Fall/Winter 2020 /The New (Ab)Normal/
 

Prioritizing Relationships

The New (Ab)Normal in Etiquette

Etiquette“Crickets.” That’s all Daniel Post Senning ’99 of The Emily Post Institute—great-great-grandson of the grande dame of etiquette herself—says he heard about manners the first two weeks after COVID-19 hit the U.S. hard. But etiquette-in-place soon became a thing.

The first manners-related issue that came to the institute was surrounding the touchy issue of the greeting: “Can I say no to a handshake?” Of course, says Senning. For him, that’s not a manners question so much as a safety precaution—and safety supersedes etiquette.

What is in the realm of etiquette is how you now manage a greeting, he says. He has a few pointers: Use your voice, use your words, smile with your eyes, and maybe take a cue from another culture. Senning has adopted a gesture that is common in the Muslim world: placing a hand over one’s heart and taking a small bow or offering a slight nod. “It’s really sweet. It’s really personal. It actually sets up a physical boundary—like, I’ve got you in my heart. I’m holding you close, and I’m not extending my hand.”

What about masking? Is it proper to ask someone to put on a mask? Senning says the key is to avoid shame, embarrassment or insults. “This all sounds really obvious but ‘Could you please stay away from me? I can’t believe you’re not wearing a mask,’ is a very different thing than ‘I’m so much more comfortable when people are wearing masks. Would you mind stepping back a few feet?’ Big, big difference in tone, but also in terms of how you’re setting up the relationship and where your expectations are coming from.”

When the reminder is offered in the spirit of camaraderie, good-natured accountability and humor, a gentle nudge can go far and be appreciated, he says. “The vast majority of rude behavior is unintentional and something someone would self-correct if they were even aware of the effect it was having.”

What about Zoom etiquette?

It’s a multipurpose medium, says Senning. But there are a few things to keep in mind. Whether it’s a business call from your home office (or kitchen pantry) or a personal conversation from your easy chair, you’re accountable for questions of discretion and privacy as well as distraction. You must offer the courtesy of explaining who’s in the room and whether you will be recording. “When you’re broadcasting someone’s voice into a room, you should let them know who’s hearing it, both as a question of discretion and privacy. They should know your intern is sitting there hearing every word or that you’re in a public space where people could be walking through.”

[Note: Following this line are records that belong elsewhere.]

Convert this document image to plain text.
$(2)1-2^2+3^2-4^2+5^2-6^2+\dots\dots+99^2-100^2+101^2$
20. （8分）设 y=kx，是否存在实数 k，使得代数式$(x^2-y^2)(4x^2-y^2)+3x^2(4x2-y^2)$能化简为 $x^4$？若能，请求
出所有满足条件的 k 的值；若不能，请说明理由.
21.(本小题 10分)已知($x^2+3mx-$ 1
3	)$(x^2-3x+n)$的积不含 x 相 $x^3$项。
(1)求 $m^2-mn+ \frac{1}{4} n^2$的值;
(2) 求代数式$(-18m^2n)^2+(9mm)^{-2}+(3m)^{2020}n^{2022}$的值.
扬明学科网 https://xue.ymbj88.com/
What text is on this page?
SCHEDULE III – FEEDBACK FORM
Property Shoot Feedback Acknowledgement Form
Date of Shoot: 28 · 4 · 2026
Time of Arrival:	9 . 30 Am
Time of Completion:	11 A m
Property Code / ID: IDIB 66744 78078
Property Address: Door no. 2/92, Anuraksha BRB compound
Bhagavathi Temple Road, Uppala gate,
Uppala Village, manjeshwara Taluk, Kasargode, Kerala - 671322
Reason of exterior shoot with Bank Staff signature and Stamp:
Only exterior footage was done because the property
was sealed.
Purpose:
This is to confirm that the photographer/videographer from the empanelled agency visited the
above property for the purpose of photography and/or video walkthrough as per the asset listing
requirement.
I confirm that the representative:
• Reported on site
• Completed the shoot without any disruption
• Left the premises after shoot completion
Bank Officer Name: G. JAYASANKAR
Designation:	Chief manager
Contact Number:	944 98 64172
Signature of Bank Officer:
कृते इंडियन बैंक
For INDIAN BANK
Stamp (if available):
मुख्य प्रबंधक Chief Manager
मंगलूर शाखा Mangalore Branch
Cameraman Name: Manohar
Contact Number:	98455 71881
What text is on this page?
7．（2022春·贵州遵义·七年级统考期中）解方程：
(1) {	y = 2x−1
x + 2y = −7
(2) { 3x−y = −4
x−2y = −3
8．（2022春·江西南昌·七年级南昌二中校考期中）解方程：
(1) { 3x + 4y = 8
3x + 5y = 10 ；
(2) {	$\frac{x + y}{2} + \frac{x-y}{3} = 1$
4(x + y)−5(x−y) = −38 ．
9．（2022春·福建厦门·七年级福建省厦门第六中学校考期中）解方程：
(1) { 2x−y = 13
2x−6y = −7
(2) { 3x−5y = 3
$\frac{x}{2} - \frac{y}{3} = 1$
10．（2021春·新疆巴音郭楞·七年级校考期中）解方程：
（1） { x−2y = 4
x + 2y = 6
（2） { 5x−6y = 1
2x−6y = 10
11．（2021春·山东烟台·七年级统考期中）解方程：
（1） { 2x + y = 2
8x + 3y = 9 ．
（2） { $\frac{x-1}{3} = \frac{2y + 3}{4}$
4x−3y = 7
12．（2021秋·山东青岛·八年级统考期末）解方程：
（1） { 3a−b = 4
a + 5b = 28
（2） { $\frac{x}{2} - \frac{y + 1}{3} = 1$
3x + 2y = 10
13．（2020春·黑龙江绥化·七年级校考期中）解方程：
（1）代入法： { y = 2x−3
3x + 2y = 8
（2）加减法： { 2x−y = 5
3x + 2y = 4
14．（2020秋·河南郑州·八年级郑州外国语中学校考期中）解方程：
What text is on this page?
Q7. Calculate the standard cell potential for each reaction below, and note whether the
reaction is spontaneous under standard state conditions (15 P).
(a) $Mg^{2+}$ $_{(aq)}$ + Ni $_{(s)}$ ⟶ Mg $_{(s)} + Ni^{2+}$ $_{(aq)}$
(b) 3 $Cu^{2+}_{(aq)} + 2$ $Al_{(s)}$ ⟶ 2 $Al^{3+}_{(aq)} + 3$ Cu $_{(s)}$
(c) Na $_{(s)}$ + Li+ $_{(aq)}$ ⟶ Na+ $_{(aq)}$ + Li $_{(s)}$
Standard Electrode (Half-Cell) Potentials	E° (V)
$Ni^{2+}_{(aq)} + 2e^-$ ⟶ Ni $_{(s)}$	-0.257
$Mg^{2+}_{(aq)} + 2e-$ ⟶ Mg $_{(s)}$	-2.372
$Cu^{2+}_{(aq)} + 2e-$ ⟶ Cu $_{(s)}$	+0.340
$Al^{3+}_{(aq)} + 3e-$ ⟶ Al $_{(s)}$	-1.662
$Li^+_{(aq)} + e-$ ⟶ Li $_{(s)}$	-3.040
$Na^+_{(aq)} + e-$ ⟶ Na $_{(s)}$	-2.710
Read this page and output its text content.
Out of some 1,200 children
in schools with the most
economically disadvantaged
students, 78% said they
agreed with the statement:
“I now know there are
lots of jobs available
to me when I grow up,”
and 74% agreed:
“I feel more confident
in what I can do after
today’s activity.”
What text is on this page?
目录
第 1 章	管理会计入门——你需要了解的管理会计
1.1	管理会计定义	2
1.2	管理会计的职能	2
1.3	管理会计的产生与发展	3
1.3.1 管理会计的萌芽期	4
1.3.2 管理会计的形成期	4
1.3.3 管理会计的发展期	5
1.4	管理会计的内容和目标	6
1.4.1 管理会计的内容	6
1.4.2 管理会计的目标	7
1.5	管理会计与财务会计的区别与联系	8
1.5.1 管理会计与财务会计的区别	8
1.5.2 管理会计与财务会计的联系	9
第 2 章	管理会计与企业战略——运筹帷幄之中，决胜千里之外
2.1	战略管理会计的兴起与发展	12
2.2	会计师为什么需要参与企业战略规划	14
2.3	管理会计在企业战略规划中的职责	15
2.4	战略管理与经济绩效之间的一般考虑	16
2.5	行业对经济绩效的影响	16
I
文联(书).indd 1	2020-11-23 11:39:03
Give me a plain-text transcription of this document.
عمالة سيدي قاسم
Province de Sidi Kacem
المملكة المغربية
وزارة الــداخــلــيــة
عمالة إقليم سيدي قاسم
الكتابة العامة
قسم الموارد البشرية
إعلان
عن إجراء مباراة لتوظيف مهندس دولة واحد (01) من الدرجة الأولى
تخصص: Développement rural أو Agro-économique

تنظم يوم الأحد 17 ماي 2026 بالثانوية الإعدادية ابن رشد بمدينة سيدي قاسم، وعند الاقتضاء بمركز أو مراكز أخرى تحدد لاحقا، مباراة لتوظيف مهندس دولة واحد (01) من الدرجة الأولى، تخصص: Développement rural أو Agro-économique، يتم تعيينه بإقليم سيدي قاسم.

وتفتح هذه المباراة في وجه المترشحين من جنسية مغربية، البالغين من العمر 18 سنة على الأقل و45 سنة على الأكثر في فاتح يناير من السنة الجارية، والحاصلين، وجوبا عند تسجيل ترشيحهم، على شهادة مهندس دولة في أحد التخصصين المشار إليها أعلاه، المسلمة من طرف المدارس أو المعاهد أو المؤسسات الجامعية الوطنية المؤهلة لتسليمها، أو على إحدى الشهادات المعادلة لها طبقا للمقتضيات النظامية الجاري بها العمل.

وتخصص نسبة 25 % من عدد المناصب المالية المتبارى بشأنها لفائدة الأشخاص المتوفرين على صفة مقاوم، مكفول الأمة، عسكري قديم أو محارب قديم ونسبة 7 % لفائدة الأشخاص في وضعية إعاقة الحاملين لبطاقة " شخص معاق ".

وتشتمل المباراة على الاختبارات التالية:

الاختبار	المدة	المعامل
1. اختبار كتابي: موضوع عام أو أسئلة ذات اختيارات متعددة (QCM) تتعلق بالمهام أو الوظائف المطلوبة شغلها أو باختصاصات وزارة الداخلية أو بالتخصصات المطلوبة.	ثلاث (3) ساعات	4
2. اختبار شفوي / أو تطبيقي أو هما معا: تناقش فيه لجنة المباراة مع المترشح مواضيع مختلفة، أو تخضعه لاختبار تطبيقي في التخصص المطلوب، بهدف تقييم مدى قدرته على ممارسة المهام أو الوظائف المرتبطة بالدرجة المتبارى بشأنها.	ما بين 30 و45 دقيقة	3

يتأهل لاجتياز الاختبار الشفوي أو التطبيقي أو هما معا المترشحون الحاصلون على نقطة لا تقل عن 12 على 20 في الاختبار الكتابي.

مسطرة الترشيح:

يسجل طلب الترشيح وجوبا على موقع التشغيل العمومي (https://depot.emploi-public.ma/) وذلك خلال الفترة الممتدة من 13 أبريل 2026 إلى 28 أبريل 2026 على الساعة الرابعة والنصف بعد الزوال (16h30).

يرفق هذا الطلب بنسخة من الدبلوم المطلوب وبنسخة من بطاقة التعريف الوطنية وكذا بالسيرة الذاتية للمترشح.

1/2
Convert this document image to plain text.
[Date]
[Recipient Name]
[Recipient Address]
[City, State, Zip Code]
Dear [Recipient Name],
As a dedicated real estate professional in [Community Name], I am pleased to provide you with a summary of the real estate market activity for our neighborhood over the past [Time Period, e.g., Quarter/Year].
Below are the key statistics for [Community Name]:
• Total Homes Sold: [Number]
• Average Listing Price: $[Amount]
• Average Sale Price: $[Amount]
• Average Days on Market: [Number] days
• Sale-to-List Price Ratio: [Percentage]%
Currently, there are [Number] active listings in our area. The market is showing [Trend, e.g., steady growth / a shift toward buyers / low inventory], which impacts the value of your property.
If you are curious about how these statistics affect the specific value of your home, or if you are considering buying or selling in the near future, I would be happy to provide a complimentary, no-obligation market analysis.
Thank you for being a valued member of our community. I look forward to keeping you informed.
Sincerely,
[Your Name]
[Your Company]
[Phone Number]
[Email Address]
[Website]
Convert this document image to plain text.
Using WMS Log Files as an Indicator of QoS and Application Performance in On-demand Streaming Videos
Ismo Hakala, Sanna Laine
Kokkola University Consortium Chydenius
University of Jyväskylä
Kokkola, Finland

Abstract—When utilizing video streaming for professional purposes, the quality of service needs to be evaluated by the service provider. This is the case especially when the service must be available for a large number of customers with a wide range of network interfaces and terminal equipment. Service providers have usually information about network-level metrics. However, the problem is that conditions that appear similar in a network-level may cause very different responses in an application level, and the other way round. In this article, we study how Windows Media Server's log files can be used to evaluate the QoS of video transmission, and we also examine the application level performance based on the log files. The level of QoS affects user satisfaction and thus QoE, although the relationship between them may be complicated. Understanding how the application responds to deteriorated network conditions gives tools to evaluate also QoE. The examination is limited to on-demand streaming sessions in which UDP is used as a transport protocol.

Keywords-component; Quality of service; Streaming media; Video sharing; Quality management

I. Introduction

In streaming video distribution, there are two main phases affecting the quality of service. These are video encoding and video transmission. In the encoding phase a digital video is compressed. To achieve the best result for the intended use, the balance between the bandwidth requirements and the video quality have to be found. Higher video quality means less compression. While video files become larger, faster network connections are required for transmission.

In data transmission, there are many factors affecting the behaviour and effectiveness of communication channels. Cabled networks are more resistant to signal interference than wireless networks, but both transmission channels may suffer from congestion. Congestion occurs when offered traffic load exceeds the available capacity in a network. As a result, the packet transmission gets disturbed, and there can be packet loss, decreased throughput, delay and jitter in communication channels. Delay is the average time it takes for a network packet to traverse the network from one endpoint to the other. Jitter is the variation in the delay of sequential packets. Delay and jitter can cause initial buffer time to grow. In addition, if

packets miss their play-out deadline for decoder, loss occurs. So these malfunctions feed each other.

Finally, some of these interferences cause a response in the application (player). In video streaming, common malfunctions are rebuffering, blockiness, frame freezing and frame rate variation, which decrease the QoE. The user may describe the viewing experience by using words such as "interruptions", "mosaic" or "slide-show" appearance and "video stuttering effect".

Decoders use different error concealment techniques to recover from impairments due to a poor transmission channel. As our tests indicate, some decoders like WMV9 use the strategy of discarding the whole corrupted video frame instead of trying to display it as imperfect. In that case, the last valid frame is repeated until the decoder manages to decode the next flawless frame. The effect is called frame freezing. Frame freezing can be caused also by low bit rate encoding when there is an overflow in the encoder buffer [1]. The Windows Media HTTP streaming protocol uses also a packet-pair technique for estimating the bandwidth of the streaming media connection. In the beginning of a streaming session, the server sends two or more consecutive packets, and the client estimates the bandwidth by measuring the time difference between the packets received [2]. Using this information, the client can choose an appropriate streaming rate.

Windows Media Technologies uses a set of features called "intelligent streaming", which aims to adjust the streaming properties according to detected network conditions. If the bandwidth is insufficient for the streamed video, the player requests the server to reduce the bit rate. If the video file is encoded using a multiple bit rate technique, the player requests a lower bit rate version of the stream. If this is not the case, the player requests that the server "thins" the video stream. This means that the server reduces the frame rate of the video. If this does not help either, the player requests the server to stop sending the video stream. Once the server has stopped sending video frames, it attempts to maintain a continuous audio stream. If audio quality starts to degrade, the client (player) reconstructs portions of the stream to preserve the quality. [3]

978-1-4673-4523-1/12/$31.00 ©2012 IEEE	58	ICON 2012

And turn on that camera to avoid the pajama assumption. Because if you don’t, “it reads very plainly that that person, for whatever reason, isn’t prepared, isn’t working in a way that they’re capable or willing to show what they’re doing at that moment.”

What you’re doing at the moment at the grocery store matters, too. During a pandemic, do you buy that first apple you touch? Yes, says Senning. Knocking on fruit and smelling it is not COVID-appropriate behavior. “It’s important to adjust our behavior and take into account others.” Doing so demonstrates a measure of grace and poise that sets people apart, he says.

Living in social isolation does raise the specter of people forgetting how to behave around others. Empathy is a skill, and researchers who study it measure vagal tone—the degree to which your heart rate fluctuates based on your mental or emotional state. Vagal tone atrophies as we have less human-to-human interaction. So our capacity to empathize and the systems that regulate our biological responses based on the emotional cues we’re getting weaken if not exercised.

But all will not be lost, says Senning, because those systems can also get stronger very quickly. Face-to-face interactions improve vagal tone rapidly. Empathy improves with practice.

So although the pandemic has turned everything inside out and upside down, including proper manners, one thing remains true about etiquette regardless of the times, says Senning: It’s about making choices that prioritize relationships.

“I like to advise people to proceed with a lot of compassion for themselves and for the people around them,” says Senning. “So, proceed with compassion and understanding, and you’ll probably be OK whatever comes up.”